The forty-three old lean Pliska is energetic and worldly, traveling from his Newport Beach home in his white Mercedes-Benz convertible. He spends as much as 6 months on the road, as a deal maker and promoter of televised poker tournaments aiming to promote WPT to the same level as the competing Amaya PokerStars‘ World Series of Poker.
Promoting Poker in Asia
Pliska is just back from China, after signing a deal back there to expand poker tournaments across Asia. He hopes to go back this year in Asia, where the tour’s partner will be a company called Ourgame, a Chinese company that ‘specializes in digital, non-wagering game’s. A colleague of his at the tony bar at the SLS Hotel offers to get him ‘The Pliska’ which costs USD 18. The cocktail is a blackberry and Islay Mist infusion, served in a smoking globe-like glass with a float of liquid nitrogen.

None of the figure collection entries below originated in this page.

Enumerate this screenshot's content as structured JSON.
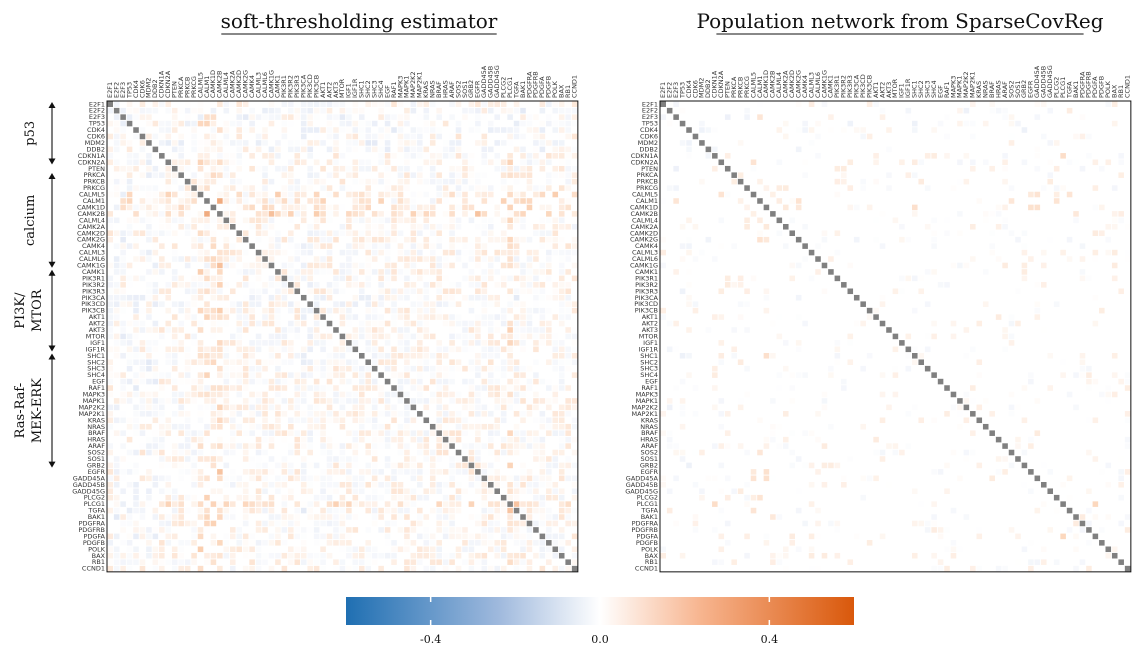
{
  "chart_data": {
    "type": "heatmap",
    "genes": [
      "E2F1",
      "E2F2",
      "E2F3",
      "TP53",
      "CDK4",
      "CDK6",
      "MDM2",
      "DDB2",
      "CDKN1A",
      "CDKN2A",
      "PTEN",
      "PRKCA",
      "PRKCB",
      "PRKCG",
      "CALML5",
      "CALM1",
      "CAMK1D",
      "CAMK2B",
      "CALML4",
      "CAMK2A",
      "CAMK2D",
      "CAMK2G",
      "CAMK4",
      "CALML3",
      "CALML6",
      "CAMK1G",
      "CAMK1",
      "PIK3R1",
      "PIK3R2",
      "PIK3R3",
      "PIK3CA",
      "PIK3CD",
      "PIK3CB",
      "AKT1",
      "AKT2",
      "AKT3",
      "MTOR",
      "IGF1",
      "IGF1R",
      "SHC1",
      "SHC2",
      "SHC3",
      "SHC4",
      "EGF",
      "RAF1",
      "MAPK3",
      "MAPK1",
      "MAP2K2",
      "MAP2K1",
      "KRAS",
      "NRAS",
      "BRAF",
      "HRAS",
      "ARAF",
      "SOS2",
      "SOS1",
      "GRB2",
      "EGFR",
      "GADD45A",
      "GADD45B",
      "GADD45G",
      "PLCG2",
      "PLCG1",
      "TGFA",
      "BAK1",
      "PDGFRA",
      "PDGFRB",
      "PDGFA",
      "PDGFB",
      "POLK",
      "BAX",
      "RB1",
      "CCND1"
    ],
    "panels": [
      {
        "title": "soft-thresholding estimator",
        "estimator": "soft-thresholding",
        "density": 0.72
      },
      {
        "title": "Population network from SparseCovReg",
        "estimator": "SparseCovReg",
        "density": 0.16
      }
    ],
    "groups": [
      {
        "label": "p53",
        "from": "E2F1",
        "to": "CDKN2A"
      },
      {
        "label": "calcium",
        "from": "PRKCA",
        "to": "CAMK1G"
      },
      {
        "label": "PI3K/\nMTOR",
        "from": "CAMK1",
        "to": "IGF1R"
      },
      {
        "label": "Ras-Raf-\nMEK-ERK",
        "from": "SHC1",
        "to": "GRB2"
      }
    ],
    "strong_genes_negative": [
      "E2F2",
      "E2F3",
      "TP53",
      "CDK4",
      "MDM2",
      "DDB2",
      "PIK3CA",
      "PIK3CD"
    ],
    "strong_genes_positive": [
      "CALML5",
      "CALM1",
      "CAMK1D",
      "CAMK2B",
      "PLCG1"
    ],
    "diagonal_color": "#808080",
    "colorbar": {
      "range": [
        -0.6,
        0.6
      ],
      "ticks": [
        -0.4,
        0.0,
        0.4
      ],
      "tick_labels": [
        "-0.4",
        "0.0",
        "0.4"
      ],
      "colors": [
        "#1f6fb2",
        "#dfe6f4",
        "#ffffff",
        "#fbd2b5",
        "#d9580b"
      ]
    }
  }
}
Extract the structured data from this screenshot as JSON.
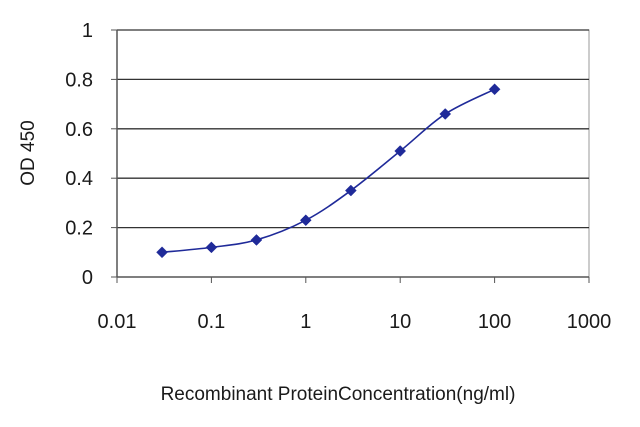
{
  "chart_data": {
    "type": "line",
    "title": "",
    "xlabel": "Recombinant ProteinConcentration(ng/ml)",
    "ylabel": "OD 450",
    "x_scale": "log",
    "xlim": [
      0.01,
      1000
    ],
    "ylim": [
      0,
      1
    ],
    "x_ticks": [
      "0.01",
      "0.1",
      "1",
      "10",
      "100",
      "1000"
    ],
    "y_ticks": [
      "0",
      "0.2",
      "0.4",
      "0.6",
      "0.8",
      "1"
    ],
    "grid": "horizontal",
    "legend": "none",
    "series": [
      {
        "color": "#1f2a99",
        "marker": "diamond",
        "points": [
          {
            "x": 0.03,
            "y": 0.1
          },
          {
            "x": 0.1,
            "y": 0.12
          },
          {
            "x": 0.3,
            "y": 0.15
          },
          {
            "x": 1,
            "y": 0.23
          },
          {
            "x": 3,
            "y": 0.35
          },
          {
            "x": 10,
            "y": 0.51
          },
          {
            "x": 30,
            "y": 0.66
          },
          {
            "x": 100,
            "y": 0.76
          }
        ]
      }
    ]
  }
}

The drink embodies Pliska himself – distinctive and deceptive, for Pliska doesn’t drink, but feels obliged to accept the cocktail made in his honor, to please the crowd, so he jokes “It’s the most expensive gift nobody ever gave me. But that’s not the only thing surprising about the president, Pliska doesn’t play poker either.

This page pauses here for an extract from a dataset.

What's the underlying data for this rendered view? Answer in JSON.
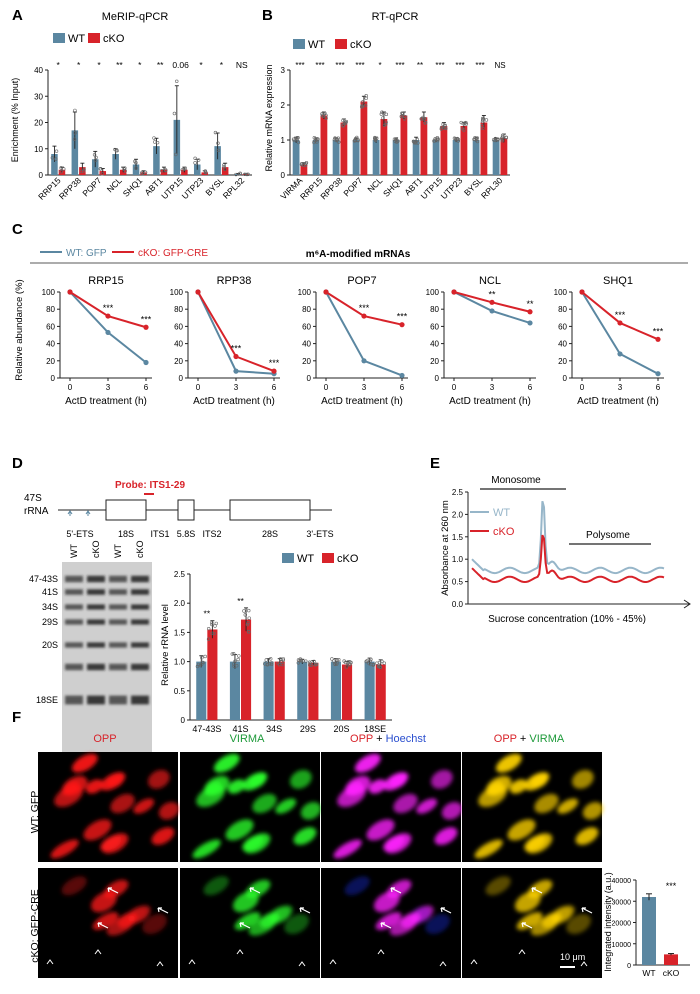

Pliska is an Emmy award winner
He does however indulge in a home game with close friends, every now and then. So just how did Pliska get to the head of WPT? Not by playing poker in US poker rooms but by gambling as he weighs the risks and rewards of piercing new wagering markets across continents.
Pliska is a lawyer and ex-TV producer. He has even won an Emmy award. To top it all off Pliska has what everyone needs to make it in the gambling business, he is a hard-core businessman. Age 16 he was a T-shirt entrepreneur, putting names on athletic jerseys, which generated enough profits to put him through USC film school.
Mediating to promote poker
Today, his goal is to “make the world safe for poker,” in an industry often put in a gray area under US gambling laws, or in conflict with global government regulators and lobbyists against. Pliska doesn’t bow to the pressure even as he manages billions of dollars.
While Pliska oversees a a poker culture, obsessed with winning, he on the other hand, is obsessed with promoting the legalization of the game. To achieve this he prioritizes the quality of life. So to prepare for his daily challenges, meditating has become second nature.
A film a night keeps Pliska’s goals in sight
To get rid of the stress after a hard day at work Pliska does weight-lifting at the Equinox in Irvine as he listens to audio books on the lives of John Wayne and Nelson Mandela, science books by Stephen Hawking and Michio Kaku, politics, public speaking, and on business.
Pliska, who still has an affinity for good films, enjoys watching a documentary every night. His hobbies include photography, shooting portraits and travel photos of exotic cultures. Moreover, Pliska is also a connoisseur of Asian and Italian cuisine.
Humility a necessary attribute
Pliska gives top honor to the restaurant San Shi Go, in Newport, for their sashimi and fresh sea urchin Beach. He and his japanese wife also named one of their Yorkshire terriers Uni. Pliska says “When he was a puppy, he had a black body and an orange head. He looked like little piece of uni sitting on a seaweed roll”.
But before rising to the top, Pliska was a lowly paperboy for the Register, according to gambling news. He also grew up in Orange, where his father, a deputy sheriff, and his mother, a housewife, both instilled in him the need to be humble. Pliska reminisces “My parents were grateful no matter what. As silly as it sounds, they were grateful they could live in this country, grateful that my dad had a job.”